If you want to keep a place at 72F/22C when it is 100F/38C outside, there is a temperature differential of 28F/16C to insulate against.
That is a far cry different from needing to keep a place at 70F/21C when it is 20F/-7C outside. This is a 50F/28C differential.
True, but insulation is cheap. Question: where do you put discretionary dollars when building or renovating a house? Granite counter top? Or higher R-value insulation? The incremental cost of higher R-value is a good deal less than the square of the R-value difference. IOW, it's very low when building, and still quite low when re-siding or re-roofing. So you have more R-value than you "need"? Ok, but so what? Every little bit helps. In the long run, you'll save loadsadough. Keep in mind that the price of energy will go up. It will dip down now and then, but the trend is up and up and up.
And it's not just R-value that counts. So does colour. Data-point: When we had to replace the dark brown shingles, we went to the palest grey we could find. Reduced the ambient temp in the upstairs rooms by about
5C/9F. Amazing. ;-) (We have a cathedral ceilings, probably the worst type for heat retention/rejection).
Anecdotal evidence from people who've built houses using odd-ball technology, such as 2ft thick straw bales, impregnated with cement slurry for fire resistance: heating/cooling costs on the order of 10% or less that of a conventional house.
Final observation: we tend to fixate on purchase price (PP), not total cost of ownership (TCO). Printer mfrs (for example) exploit this bias.
Or when it is 110/40 in the shade "and a good thing we're not in the shade." I use to wonder about wool robes in the desert, till I realized that 98.6 (36.8) inside - 120 plus outside, wool makes for a wonderful insulator.
I totally agree that added R-value is great, and I have done this in constructing my own home.
Of course, there is a law of diminishing returns at play here - the first "R" has the most effect and each additional "R" added provides slightly less effect than the previous one. There is also the matter of some situations, such as within walls, have a maximum capacity unless additional framing (with it's costs) is added, or unless a material with a higher R-value per thickness unit is used (the foam board of this discussion has about 5 per inch, while fiberglass has about 3.6 and rockwool has about 4).

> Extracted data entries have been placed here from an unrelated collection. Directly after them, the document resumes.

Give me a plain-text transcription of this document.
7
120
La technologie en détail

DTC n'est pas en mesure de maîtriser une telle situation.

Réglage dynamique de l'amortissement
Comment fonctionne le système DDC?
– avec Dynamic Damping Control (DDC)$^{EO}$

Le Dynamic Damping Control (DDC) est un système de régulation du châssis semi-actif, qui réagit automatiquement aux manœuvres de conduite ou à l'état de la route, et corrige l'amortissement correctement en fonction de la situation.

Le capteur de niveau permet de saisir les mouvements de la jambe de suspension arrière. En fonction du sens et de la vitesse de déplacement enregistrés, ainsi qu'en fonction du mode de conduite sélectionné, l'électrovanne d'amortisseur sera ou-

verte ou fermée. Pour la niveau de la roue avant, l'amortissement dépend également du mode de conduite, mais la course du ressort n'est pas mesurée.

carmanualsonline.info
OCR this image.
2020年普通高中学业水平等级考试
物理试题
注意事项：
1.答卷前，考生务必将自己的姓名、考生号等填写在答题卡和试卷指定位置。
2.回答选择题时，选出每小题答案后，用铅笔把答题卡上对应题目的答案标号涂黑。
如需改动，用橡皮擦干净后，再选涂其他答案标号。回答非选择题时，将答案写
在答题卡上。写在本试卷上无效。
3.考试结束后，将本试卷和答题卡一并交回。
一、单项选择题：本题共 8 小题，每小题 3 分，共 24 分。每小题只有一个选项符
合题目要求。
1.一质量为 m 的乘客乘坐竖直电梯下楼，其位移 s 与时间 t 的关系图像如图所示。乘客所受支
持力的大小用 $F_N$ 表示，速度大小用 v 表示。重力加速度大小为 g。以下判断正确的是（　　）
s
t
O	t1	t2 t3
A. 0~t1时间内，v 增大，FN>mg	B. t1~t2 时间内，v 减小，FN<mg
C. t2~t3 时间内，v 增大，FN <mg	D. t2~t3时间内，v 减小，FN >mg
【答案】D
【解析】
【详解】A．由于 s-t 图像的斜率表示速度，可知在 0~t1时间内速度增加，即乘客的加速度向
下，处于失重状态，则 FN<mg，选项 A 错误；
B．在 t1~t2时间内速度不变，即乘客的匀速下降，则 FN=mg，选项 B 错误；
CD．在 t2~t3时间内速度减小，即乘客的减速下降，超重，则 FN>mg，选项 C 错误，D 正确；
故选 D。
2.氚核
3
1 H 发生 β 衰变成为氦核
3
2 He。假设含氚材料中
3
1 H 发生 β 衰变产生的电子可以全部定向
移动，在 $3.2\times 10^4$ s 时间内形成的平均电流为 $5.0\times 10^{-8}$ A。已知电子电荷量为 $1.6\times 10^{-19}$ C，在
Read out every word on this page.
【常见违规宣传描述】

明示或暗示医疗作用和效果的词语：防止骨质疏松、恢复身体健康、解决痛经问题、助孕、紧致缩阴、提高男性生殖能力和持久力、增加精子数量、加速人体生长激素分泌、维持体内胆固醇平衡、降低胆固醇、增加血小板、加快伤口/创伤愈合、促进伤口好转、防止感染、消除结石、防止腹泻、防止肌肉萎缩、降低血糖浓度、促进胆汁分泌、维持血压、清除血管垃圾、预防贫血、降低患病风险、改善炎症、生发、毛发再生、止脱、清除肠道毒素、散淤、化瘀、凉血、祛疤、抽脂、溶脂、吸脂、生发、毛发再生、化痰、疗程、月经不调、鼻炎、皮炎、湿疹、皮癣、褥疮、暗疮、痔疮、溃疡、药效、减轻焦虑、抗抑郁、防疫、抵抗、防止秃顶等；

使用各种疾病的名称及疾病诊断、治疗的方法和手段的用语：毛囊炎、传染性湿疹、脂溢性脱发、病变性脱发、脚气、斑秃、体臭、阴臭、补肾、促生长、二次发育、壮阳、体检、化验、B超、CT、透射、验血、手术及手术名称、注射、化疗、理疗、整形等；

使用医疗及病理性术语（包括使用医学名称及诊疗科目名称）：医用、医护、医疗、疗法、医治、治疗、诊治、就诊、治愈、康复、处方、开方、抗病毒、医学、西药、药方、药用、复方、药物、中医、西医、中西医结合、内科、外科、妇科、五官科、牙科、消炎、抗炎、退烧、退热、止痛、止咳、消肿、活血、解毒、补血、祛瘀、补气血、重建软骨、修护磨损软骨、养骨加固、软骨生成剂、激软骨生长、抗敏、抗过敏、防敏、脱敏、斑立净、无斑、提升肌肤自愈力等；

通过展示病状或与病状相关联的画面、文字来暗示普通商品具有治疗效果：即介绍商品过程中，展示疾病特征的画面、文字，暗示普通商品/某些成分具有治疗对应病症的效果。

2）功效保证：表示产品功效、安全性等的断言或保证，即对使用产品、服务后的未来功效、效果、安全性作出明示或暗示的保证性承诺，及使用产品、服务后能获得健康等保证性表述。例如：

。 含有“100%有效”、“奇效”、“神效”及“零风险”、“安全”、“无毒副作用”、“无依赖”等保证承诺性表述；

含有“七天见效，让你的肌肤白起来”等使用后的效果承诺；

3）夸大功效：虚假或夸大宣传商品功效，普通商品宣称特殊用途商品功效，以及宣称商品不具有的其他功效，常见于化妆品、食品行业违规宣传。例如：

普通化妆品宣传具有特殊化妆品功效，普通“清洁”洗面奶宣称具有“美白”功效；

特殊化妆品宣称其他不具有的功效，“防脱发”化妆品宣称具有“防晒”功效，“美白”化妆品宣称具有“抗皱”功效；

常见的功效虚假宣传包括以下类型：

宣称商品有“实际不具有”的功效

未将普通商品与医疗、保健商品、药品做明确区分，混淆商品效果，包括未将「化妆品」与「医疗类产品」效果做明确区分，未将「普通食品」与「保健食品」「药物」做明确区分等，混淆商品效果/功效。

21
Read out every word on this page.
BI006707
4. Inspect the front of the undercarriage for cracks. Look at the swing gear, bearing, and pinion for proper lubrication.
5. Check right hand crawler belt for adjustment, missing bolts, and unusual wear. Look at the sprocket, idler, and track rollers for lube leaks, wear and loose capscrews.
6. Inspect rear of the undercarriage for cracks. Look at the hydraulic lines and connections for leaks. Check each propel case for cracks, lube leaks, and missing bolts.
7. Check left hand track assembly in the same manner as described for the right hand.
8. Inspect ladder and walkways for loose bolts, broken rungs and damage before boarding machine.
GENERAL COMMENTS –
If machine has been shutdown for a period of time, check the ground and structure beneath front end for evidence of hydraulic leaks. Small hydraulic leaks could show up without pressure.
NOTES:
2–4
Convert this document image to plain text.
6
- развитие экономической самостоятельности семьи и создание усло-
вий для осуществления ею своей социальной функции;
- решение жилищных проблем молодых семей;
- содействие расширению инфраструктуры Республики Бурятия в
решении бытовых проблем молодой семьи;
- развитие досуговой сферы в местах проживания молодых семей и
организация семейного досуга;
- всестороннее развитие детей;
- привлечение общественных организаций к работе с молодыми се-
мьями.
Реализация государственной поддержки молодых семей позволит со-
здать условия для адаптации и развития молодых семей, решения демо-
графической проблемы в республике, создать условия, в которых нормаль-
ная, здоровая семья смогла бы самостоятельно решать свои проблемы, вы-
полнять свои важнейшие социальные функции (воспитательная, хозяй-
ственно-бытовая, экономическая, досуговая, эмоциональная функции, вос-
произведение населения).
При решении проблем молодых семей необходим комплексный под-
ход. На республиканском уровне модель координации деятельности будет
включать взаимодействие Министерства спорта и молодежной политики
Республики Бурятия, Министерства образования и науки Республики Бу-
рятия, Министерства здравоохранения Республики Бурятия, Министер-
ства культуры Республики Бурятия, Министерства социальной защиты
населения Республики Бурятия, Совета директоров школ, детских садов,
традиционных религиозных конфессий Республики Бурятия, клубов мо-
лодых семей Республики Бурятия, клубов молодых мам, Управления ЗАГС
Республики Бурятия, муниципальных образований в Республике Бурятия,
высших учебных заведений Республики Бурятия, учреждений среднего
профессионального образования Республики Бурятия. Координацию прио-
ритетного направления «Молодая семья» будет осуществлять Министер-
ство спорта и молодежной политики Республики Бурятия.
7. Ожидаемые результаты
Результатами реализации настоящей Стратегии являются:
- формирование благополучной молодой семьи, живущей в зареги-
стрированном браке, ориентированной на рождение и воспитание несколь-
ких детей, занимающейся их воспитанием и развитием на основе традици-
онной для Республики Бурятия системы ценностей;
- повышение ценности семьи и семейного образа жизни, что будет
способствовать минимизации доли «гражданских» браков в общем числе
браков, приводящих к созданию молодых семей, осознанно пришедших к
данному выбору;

I was merely pointing out why the standards vary from one location to the next, which was an early question on this topic.
And in turn directly relates to what sorts of isulation is availble in various locations. Getting 2" foam isulation from the local Home Depot is trivial here is New England, but is likely to be harder in warmer areas, where 2" foam isulation *might* be considered 'overkill' or where local construction practices would not use foam isulation at all. Foam isulation is most *commonly* used over concrete basement walls (either inside or outside). In parts of the country where concrete basements are uncommon (either because high water tables (Florida) preclude basements or because of local geology prevents digging cellar holes, etc.), *foam* isulation might be harder to get.
At the start of this thread, the OP was having a hard time finding foam isulation in a useful thickness and noted that it was not available at the local Home Depot and wanted to know about different types and where he might get some.
I live in Redlands, MIke -about 65 miles east of lovely downtown Burbank- and I've discovered that I can special order the pink stuff from Home Despot, so the guys in our club are working up a collective order right now.